Utopía

El libro titulado Breve historia de la utopía de Rafael Herrera Guillén profesor de la Facultad de Filosofía de la UNED es una obra que aporta desarrollos muy interesantes, sobre aspectos esenciales del pensamiento utópico, a lo largo de la historia occidental.

Partiendo del deseo de construir un mundo más justo y mejor, el autor insiste en el valor de las acciones razonables para lograr avances significativos en el progreso y el bienestar humanos. Lo que no supone el olvido de la función del azar en la realidad. De todos modos, es evidente que, una actividad política coherente y racional, puede ser un factor decisivo para la consecución de una sociedad mejor, más igualitaria, equitativa, solidaria y fraternal.

Al respecto escribe en el Prólogo Herrera Guillén sobre la intención del libro: «Su espíritu radica en el deseo de colaborar a través de la filosofía en los procesos de mejora que desean la gran mayoría de los ciudadanos».

Aunque el libro, ya ha sido publicado en Septiembre de 2013, al tratar cuestiones es esenciales y universales sobre la conformación de los estados ideales, su lectura sigue siendo, enormemente provechosa, para profundizar en los entresijos del utopismo de los filósofos.

Empezando con los mitos bíblicos, y continuando con el mundo platónico y el cristianismo el autor va elaborando un acertado, y profundo desarrollo expositivo clarificando muchos aspectos que, generalmente, no están explicitados en otros textos sobre este tema.

Por ejemplo, el principio de fraternidad de los primeros cristianos tiene su similitud con la filosofía socrática. La dualidad de los dos mundos está presente tanto en el platonismo como en la doctrina cristiana.

Da que pensar que como escribe Herrera Guillén: «A diferencia de lo que posteriormente se ha creído, el comunismo platónico está reservado sólo para una parte de la sociedad: los guardianes, las clases dirigentes».

En este sentido, el planteamiento platónico puede parecernos moderno y actual. En efecto, parece que la solución completa al problema de la corrupción, y el enriquecimiento ilícito podría ser resuelto de una forma absoluta. Aunque, a mi juicio, existen otros procedimientos de control riguroso, sin necesidad, de llegar a esos extremos que propone Platón en un estado ideal rígido y aristocrático.

De todas maneras, es cierto que el maestro de Aristóteles defiende la igualdad entre hombres y mujeres. Y es verdad que en su tiempo esto estaba mal considerado. En este orden de cosas, es necesario reconocer que el gran filósofo ateniense estaba muy adelantado a su época en esta cuestión.

Los estoicos hablaron y escribieron acerca del Logos o razón que gobierna el mundo, y de la armonía universal que es, en realidad, la gran fraternidad de la razón. El cosmopolitismo estoico entendió que era posible y factible la construcción de un mundo mejor para todos los ciudadanos del mundo. Por tanto, era la plasmación de una perspectiva utópica desde el estoicismo.

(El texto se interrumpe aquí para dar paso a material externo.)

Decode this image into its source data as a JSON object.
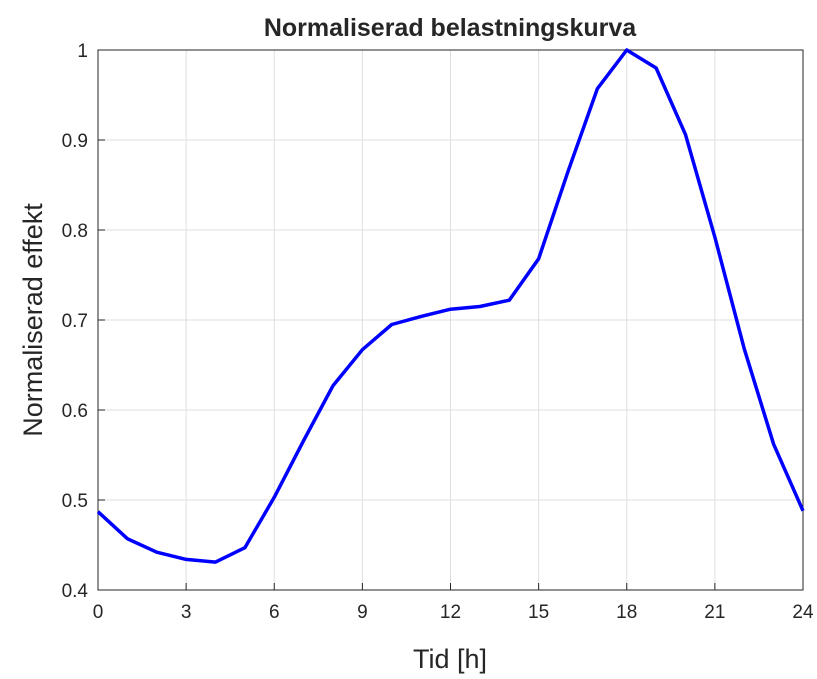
{
  "chart_data": {
    "type": "line",
    "title": "Normaliserad belastningskurva",
    "xlabel": "Tid [h]",
    "ylabel": "Normaliserad effekt",
    "x": [
      0,
      1,
      2,
      3,
      4,
      5,
      6,
      7,
      8,
      9,
      10,
      11,
      12,
      13,
      14,
      15,
      16,
      17,
      18,
      19,
      20,
      21,
      22,
      23,
      24
    ],
    "series": [
      {
        "name": "Normaliserad effekt",
        "color": "#0000ff",
        "values": [
          0.487,
          0.457,
          0.442,
          0.434,
          0.431,
          0.447,
          0.503,
          0.566,
          0.627,
          0.667,
          0.695,
          0.704,
          0.712,
          0.715,
          0.722,
          0.768,
          0.865,
          0.957,
          1.0,
          0.98,
          0.906,
          0.792,
          0.668,
          0.562,
          0.488
        ]
      }
    ],
    "xlim": [
      0,
      24
    ],
    "xticks": [
      0,
      3,
      6,
      9,
      12,
      15,
      18,
      21,
      24
    ],
    "ylim": [
      0.4,
      1
    ],
    "yticks": [
      0.4,
      0.5,
      0.6,
      0.7,
      0.8,
      0.9,
      1
    ],
    "grid": true
  }
}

Los filósofos que han escrito obras sobre un estado ideal han sido bastantes a lo largo de los tiempos. Pero la obra, quizás, más conocida es la Utopía de Tomás Moro publicada en 1516. Moro que, por cierto, es el patrono de los políticos, y que fue Canciller del rey Enrique VIII de Inglaterra, fue decapitado por no dar el visto bueno a la separación de la iglesia anglicana de Roma, etc.

A juicio de Tomás el sufrimiento de la población inglesa de su tiempo, y la injusticia que padecían era por causa de la propiedad privada, ya que escribe: «Por todo ello, he llegado a la conclusión de que si no se suprime la propiedad privada, es casi imposible arbitrar un método de justicia distributiva, ni administrar acertadamente las cosas humanas. Mientras aquella subsista, continuará […] la pobreza y la miseria». Actualmente, la renta mínima solucionaría esto. El autor a lo largo de las 307 páginas del libro escribe sobre las utopías de Francis Bacon, Campanella, y hasta la época contemporánea.